De kleeding der mannen bestaat uit een zeer wijd wambuis van blaauw
karsaai en een zwarte broek van dezelfde stof, waarop van voren
twee groote zilveren gebeeldhouwde knoopen of zilveren muntstukken
prijken. Zij dragen zwarte wollen kousen en lage schoenen, blaauwe
wollen ronde mutsen op het hoofd, en een roode puntdoek om den hals.

De kleeding der vrouwen, rok en borstrok, is van dezelfde stof
vervaardigd. Zij dragen een zwart keurslijf met eenen zoogenaamden
kroplap en eenen rooden doek om den hals, terwijl twee zilveren spelden
met groote knoppen in het haar zijn gestoken, doch zonder oorijzers.

De gezondheidstoestand der eilanders is over het algemeen vrij
voldoende.

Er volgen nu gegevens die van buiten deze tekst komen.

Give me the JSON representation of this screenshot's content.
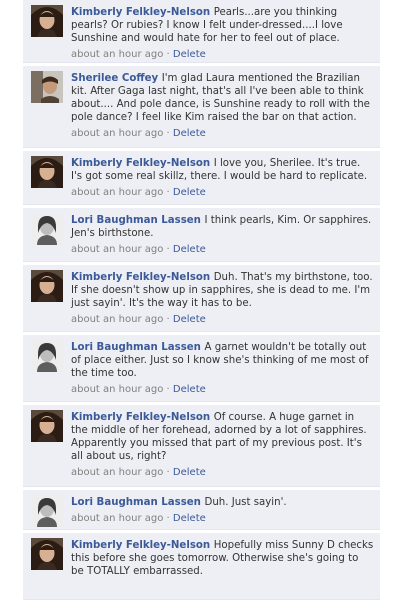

In weerwil van hun moeijelijk beroep, bereiken velen
eenen hoogen ouderdom. De meest algemeene ziekten zijn van eenen
rheumatischen en catarhalen aard, terwijl velen, vooral kinderen,
ook aan ingewandswormen lijden, iets, dat bij de algemeenheid van
het vischdiëet, en bij de waarschijnlijkheid van den overgang der
entozoa uit de visschen in den mensch, opmerkelijk is en een nader
onderzoek verdient. Tusschenpozende koortsen komen slechts zelden voor.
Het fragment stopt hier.